Healthy Living

CRISPR Helps Get Closer to Cure for Duchenne Muscular Dystrophy

CRISPR Helps Get Closer to Cure for Duchenne Muscular Dystrophy

CRISPR Helps Get Closer to Cure for Duchenne Muscular Dystrophy

Geneticists all over the world are going CRISPR crazy because they have found the Swiss knife for gene editing. Genes help create people's make-up, and genetic mutations are a well-known phenomenon for all the good and wrong reasons. Just any change in the gene would be called mutation, and they are responsible for the evolution of not only humans but all living beings, thus some of them even call mutations as raw material for evolution(1).

Some mutations do not go in the right direction and create diseases. Most of the muscular dystrophies are the result of mutations gone wrong. These faulty genetic mutations may happen due to various reasons, either due to the inheritance of weaker gene (or even collection of genes) or environmental factors.

To decode, read, compare and understand genes tools were developed in the late 20th century. Regarding genetic information of various ailments suddenly there was a burst in information. Many genetic mutations that led to muscular dystrophies were identified. Some were caused due o mutation of single gene and some combination of multiple genes. Usually Duchenne muscular dystrophy is caused by a single gene mutation and it is most common. It means that by any feasible gene therapy it can be treated.

Many problems could not be solved just by knowing what and where the gene mutations are. With this information only the problem could be identified and understood. In order to efficiently and successfully edit genetic materials, geneticists started their search for tools. This is where CRISPR comes into picture. It defends from various viral attacks and it is a part of bacteria’s adaptive immunity. For future reference a small copy of the viral genetic material is kept when a virus attacks the bacteria.  This genetic material can be edited if it repeatedly attacks the bacteria. This is how the threat is neutralized. Through a mechanism called CRISPR all this is possible. The genetic scissors over here is the enzyme Cas9, while the reference information is provided by g RNA

According to their use geneticists have been able to adapt the CRISPR by providing their copy of gene to the Cas9 to be edited. In case of Duchenne muscular dystrophy, a mutated copy of gene is provided to be edited.

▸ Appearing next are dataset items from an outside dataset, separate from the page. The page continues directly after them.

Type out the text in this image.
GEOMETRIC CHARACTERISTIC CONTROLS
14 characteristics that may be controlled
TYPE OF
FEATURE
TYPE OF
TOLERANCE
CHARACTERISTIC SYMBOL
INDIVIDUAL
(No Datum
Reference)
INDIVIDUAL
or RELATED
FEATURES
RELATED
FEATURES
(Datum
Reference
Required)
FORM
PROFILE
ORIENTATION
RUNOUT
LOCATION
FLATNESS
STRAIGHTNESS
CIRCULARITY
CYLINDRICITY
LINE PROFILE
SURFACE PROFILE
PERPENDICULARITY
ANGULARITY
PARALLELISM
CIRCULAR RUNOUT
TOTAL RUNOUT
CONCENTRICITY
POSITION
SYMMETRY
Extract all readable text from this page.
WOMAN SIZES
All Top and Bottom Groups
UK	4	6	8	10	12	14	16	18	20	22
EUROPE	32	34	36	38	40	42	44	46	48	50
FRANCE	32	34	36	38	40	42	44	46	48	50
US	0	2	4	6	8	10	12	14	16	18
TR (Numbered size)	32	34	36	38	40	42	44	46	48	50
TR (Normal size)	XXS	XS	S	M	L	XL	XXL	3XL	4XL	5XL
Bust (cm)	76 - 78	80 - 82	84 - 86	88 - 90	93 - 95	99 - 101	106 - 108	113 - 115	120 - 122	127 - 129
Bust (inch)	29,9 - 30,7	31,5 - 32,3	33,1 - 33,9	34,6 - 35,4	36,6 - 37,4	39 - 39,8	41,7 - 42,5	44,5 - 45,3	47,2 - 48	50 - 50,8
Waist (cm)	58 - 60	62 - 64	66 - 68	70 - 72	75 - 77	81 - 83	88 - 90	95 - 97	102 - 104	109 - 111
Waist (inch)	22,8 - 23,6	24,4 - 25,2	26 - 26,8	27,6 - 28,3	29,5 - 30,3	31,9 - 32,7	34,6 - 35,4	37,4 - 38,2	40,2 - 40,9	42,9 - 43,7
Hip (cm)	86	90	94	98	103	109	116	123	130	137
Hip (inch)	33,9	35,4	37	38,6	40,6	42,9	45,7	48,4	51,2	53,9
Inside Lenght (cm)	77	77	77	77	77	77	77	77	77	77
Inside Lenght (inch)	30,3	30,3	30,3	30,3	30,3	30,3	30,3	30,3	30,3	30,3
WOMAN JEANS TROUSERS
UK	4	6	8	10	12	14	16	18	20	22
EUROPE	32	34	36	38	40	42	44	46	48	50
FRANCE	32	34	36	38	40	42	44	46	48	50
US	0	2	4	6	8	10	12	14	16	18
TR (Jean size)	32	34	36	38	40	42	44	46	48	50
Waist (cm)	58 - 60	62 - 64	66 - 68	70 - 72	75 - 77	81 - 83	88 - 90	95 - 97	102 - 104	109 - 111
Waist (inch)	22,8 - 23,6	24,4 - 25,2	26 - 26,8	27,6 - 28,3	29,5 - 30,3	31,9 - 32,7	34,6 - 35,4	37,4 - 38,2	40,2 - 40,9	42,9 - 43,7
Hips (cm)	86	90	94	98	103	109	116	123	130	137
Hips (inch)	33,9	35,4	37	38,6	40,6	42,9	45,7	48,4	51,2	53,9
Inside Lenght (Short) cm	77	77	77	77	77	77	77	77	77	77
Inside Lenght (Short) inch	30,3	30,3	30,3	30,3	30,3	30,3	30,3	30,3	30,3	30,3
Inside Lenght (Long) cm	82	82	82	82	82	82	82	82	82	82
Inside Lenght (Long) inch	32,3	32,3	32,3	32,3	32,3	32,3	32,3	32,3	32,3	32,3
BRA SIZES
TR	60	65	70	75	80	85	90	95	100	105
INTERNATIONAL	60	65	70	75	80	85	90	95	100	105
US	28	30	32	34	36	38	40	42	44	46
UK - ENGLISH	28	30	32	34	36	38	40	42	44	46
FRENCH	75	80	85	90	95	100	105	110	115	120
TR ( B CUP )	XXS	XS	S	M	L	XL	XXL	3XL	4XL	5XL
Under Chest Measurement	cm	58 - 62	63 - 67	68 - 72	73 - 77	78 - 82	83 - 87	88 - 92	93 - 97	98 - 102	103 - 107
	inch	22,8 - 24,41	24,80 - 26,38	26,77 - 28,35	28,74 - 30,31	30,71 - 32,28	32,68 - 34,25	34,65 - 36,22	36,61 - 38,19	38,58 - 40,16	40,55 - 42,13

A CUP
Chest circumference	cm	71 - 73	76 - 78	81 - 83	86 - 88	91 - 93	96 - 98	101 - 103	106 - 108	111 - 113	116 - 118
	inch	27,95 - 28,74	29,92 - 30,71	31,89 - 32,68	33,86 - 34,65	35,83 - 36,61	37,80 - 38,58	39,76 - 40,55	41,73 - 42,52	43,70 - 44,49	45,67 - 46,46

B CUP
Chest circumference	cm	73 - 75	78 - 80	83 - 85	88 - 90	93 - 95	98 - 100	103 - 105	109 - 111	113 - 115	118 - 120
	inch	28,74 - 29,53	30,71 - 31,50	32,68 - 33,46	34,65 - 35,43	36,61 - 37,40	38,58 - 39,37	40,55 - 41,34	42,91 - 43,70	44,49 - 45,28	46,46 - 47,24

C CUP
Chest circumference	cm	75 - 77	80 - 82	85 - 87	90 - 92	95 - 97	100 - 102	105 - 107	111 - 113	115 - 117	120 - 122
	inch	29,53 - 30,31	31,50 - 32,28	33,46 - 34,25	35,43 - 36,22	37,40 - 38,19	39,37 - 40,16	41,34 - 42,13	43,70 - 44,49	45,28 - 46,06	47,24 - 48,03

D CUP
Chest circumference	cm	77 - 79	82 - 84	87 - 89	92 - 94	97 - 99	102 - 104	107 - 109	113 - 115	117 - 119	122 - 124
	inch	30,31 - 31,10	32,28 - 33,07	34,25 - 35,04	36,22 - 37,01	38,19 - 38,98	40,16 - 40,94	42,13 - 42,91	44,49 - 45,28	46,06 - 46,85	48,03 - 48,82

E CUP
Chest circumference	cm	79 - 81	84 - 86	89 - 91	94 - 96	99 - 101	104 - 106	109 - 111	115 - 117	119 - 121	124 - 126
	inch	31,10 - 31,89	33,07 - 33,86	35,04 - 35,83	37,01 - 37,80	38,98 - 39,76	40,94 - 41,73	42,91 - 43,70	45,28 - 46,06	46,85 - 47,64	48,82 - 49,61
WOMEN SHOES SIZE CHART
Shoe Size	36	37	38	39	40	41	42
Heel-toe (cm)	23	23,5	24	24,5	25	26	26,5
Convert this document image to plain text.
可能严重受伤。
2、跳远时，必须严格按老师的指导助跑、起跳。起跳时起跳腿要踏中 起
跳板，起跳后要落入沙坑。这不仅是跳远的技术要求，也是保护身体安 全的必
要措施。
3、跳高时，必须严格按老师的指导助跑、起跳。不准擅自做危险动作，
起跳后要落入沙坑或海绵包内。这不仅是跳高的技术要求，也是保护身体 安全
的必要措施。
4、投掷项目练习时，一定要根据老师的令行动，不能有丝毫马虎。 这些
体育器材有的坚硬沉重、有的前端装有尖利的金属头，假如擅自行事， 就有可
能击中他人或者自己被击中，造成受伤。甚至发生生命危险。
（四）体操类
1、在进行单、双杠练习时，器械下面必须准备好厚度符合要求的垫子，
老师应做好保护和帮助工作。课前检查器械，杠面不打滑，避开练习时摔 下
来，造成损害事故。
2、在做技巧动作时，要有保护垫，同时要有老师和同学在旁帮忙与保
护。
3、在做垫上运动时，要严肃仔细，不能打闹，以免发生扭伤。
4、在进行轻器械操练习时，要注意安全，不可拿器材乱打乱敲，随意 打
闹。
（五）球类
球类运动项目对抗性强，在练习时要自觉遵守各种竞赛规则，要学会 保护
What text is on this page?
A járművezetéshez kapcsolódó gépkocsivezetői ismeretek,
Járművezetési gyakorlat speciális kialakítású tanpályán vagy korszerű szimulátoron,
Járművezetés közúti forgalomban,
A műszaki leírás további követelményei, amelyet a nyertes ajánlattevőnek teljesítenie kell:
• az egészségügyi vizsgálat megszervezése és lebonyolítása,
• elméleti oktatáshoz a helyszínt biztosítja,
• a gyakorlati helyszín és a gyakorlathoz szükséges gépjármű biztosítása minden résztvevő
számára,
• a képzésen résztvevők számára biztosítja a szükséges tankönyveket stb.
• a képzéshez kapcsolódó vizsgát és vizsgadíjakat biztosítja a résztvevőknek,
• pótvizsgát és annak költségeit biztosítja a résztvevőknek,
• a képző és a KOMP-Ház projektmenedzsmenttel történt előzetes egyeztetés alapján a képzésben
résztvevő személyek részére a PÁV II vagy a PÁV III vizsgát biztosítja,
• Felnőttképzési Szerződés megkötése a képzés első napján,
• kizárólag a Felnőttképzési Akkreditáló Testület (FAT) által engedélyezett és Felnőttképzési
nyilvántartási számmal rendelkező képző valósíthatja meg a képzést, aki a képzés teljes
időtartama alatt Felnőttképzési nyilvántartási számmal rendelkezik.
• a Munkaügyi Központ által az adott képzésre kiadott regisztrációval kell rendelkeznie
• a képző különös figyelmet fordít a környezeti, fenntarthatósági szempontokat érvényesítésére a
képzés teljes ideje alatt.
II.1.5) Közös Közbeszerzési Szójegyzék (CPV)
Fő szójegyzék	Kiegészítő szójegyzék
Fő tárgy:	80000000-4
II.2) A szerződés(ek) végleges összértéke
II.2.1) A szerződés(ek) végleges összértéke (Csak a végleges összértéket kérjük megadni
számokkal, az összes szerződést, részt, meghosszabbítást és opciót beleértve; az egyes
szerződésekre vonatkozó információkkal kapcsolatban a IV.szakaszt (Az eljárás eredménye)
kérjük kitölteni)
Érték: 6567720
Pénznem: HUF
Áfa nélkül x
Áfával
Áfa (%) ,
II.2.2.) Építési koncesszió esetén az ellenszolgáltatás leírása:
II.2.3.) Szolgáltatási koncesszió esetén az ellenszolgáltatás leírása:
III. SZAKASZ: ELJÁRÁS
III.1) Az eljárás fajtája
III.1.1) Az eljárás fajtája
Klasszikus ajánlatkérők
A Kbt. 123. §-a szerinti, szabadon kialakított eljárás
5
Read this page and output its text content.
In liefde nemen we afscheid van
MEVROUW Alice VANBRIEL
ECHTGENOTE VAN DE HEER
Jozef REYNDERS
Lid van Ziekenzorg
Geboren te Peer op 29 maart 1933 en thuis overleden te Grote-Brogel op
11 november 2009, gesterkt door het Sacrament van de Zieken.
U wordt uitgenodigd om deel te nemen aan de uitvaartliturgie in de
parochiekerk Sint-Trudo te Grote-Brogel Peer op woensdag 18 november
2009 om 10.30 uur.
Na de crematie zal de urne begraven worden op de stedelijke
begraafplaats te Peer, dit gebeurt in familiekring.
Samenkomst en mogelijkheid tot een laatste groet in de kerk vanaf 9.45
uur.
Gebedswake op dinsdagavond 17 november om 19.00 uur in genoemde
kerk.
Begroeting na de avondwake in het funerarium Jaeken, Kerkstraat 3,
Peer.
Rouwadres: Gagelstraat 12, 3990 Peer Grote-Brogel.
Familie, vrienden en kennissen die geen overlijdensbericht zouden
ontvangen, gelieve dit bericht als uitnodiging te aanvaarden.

The most risky thing over here is editing going wrong. Lots need to be discovered and understood in this technology although it is becoming an accurate technology. There are chances that new kinds of untreatable disease can be produced by this technology though the focus of the treatment is making genetic changes that are local and targeted and reducing the chances of inheritance. About human genetics still not everything has been understood.

Subject of gene expression or epigenetic is still yet to be understood. In order to treat genetic disorder it is not necessary to edit or delete the particular gene sequence. Changing the gene expression, rather than complete deletion making the specific gene inactive may also help. These methods are more physiological and much safer.

This concept on living forms first need to be tested and verified before it is tried on humans. On mice the effectiveness of gene editing has been shown by some studies.  In China, scientists were able to make mosquitoes resistant to malaria by editing their genes thus preventing the spread of disease. This technology can increase the production of livestock and treat many ailments. Still for human use this technology is yet to be proved to be safe.

In overcoming symptoms of muscular dystrophy, promising results have been shown by many experiments on mice. It is not necessary to edit the defective gene in all muscular cells, to make genetic therapy successful. It would be enough if small percentage of muscular cell is edited.

In Duchenne muscular dystrophy, there is deficit of dystrophin. Loss of muscle cells is progressive.  Thus even in the small number of muscle fibres, mutated gene is edited still they can take the place of defective muscle fibers and grow.

To make sure that only the targeted organs get the therapeutic agents, practical ways of targeted delivery needs to be found out. A complex of gold nano particles and CRISPR components has been created by the scientists. When locally in musculature they are injected, in muscles they carry out the editing process but its effect is minimal on the other tissues.